E le lacrime di questo film — dove l'amore sullo schermo dei due personaggi maschili è tanto più contagioso quanto più irreparabile è l'ostacolo contro il quale s'infrangono — diventano quelle di Mirko, rievocando in lui la memoria di una sofferenza così profonda da sembrare di natura biologica. Si dirà Mirko, alla fine, avviluppato sul divano e tirando su con il naso: non c'è passione che non generi ansia, amore che non sia ipnotizzato dal proprio martirio e sentimento che non ceda alla propria totalità. È la legge del desiderio.

 

All'improvviso Mirko si alza. Sente fame, e gli sembra ingiustificato. Spesso confonde il mal di stomaco da ansia con il bisogno di mangiare. Sta lì, in piedi, con lo sguardo fisso posato sul sandwich al tonno che si sta preparando, come se da un momento all'altro potesse succedergli qualcosa. Non ha la minima idea di cosa, ma sente che potrebbe succedere.

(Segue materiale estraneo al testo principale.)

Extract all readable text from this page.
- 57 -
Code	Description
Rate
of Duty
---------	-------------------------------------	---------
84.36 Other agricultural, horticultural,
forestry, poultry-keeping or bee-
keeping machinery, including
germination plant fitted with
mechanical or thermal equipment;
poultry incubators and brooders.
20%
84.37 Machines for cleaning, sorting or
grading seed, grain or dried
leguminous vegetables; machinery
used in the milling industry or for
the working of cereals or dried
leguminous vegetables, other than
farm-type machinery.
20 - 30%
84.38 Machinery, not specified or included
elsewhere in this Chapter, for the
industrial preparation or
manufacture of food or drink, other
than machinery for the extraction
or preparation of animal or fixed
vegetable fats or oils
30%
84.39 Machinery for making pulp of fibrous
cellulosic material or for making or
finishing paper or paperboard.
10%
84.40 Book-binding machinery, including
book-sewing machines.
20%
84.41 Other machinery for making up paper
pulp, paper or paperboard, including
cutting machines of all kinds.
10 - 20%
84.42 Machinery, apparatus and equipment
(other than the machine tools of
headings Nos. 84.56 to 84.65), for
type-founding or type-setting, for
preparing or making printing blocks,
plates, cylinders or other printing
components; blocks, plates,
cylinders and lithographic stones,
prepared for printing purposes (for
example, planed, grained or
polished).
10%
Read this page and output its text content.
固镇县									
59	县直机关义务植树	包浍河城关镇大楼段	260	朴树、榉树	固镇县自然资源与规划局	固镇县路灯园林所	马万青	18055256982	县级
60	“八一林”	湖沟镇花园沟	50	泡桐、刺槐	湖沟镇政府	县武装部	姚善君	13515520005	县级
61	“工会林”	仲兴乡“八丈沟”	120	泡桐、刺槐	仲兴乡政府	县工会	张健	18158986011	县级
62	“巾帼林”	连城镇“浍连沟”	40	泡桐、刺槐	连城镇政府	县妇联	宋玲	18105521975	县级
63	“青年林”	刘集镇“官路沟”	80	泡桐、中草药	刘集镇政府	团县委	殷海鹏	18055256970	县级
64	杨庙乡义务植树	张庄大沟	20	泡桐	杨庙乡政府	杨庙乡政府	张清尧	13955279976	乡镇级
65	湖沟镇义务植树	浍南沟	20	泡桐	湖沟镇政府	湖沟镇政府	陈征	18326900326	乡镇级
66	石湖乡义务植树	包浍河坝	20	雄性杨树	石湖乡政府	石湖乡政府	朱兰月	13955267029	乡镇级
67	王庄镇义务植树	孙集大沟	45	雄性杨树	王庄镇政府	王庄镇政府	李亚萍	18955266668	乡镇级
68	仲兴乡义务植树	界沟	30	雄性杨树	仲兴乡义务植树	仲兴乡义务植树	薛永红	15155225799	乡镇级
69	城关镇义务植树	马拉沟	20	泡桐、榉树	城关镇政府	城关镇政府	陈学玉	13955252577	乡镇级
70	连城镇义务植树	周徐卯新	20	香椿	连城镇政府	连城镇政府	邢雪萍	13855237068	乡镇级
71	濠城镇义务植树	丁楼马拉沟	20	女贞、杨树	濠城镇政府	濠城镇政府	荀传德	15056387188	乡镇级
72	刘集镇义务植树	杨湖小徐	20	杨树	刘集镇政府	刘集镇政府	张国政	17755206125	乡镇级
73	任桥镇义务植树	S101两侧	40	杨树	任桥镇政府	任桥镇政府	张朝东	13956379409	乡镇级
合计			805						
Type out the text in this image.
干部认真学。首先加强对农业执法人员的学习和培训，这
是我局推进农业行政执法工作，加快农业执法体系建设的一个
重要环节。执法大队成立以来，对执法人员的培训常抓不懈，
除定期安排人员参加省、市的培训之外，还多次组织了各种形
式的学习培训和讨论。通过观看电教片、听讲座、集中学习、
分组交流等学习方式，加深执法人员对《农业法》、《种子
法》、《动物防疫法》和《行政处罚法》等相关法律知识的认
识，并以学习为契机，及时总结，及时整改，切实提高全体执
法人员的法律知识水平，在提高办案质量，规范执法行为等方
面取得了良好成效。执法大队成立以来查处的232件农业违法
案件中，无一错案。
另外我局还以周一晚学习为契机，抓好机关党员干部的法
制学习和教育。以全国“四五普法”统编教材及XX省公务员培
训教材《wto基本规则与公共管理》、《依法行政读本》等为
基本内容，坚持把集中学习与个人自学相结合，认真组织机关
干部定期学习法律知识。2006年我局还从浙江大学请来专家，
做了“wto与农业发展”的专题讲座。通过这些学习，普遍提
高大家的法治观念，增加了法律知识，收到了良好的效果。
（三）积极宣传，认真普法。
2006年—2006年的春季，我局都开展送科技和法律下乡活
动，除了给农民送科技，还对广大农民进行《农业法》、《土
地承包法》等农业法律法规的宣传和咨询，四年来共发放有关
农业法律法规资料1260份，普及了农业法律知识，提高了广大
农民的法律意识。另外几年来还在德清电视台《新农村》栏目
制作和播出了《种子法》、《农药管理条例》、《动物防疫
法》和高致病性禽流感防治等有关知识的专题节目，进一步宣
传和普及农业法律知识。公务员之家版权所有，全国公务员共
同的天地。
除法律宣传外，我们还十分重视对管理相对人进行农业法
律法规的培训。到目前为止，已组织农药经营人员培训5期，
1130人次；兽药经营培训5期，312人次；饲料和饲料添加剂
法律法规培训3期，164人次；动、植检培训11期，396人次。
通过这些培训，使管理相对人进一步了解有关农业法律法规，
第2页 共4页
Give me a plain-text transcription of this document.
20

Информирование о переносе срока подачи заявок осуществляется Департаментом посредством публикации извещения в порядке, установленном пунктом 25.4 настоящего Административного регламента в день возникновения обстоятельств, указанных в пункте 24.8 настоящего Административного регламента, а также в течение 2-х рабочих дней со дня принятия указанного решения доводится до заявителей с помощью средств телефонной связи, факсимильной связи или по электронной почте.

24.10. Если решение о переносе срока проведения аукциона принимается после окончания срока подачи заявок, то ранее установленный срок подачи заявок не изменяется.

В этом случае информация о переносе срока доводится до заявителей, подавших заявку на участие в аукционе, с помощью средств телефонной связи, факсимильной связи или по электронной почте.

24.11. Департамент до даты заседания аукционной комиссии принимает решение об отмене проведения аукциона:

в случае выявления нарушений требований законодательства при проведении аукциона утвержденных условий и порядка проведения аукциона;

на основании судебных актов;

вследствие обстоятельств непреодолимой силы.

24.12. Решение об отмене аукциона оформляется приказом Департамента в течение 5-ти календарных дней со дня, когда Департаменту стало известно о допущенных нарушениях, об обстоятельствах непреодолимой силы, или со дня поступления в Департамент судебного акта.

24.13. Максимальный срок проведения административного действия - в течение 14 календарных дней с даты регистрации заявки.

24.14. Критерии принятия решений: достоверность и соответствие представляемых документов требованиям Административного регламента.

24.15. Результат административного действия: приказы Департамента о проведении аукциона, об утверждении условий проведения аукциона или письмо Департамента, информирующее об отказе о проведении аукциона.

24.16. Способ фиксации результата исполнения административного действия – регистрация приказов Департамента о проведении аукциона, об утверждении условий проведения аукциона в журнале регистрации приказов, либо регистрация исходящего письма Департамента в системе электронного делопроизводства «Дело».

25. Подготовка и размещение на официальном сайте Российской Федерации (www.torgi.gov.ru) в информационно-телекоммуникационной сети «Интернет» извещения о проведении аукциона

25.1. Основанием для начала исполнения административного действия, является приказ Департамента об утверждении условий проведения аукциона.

Improvvisamente ricorda il compleanno di Christian. Se n'è dimenticato. Deve rimediare. Prende il cellulare, cerca il numero tra i contatti e fa partire la chiamata senza preoccuparsi minimamente dell'ora, né di cosa gli avrebbe detto, né se l'amico stesse già dormendo. Christian non risponde. Riprova di nuovo e poi ancora: "Il numero da lei chiamato non è al momento raggiungibile...".

D'impeto s'interrompe, come un motore che si arresta all'improvviso, e sprofonda sul divano.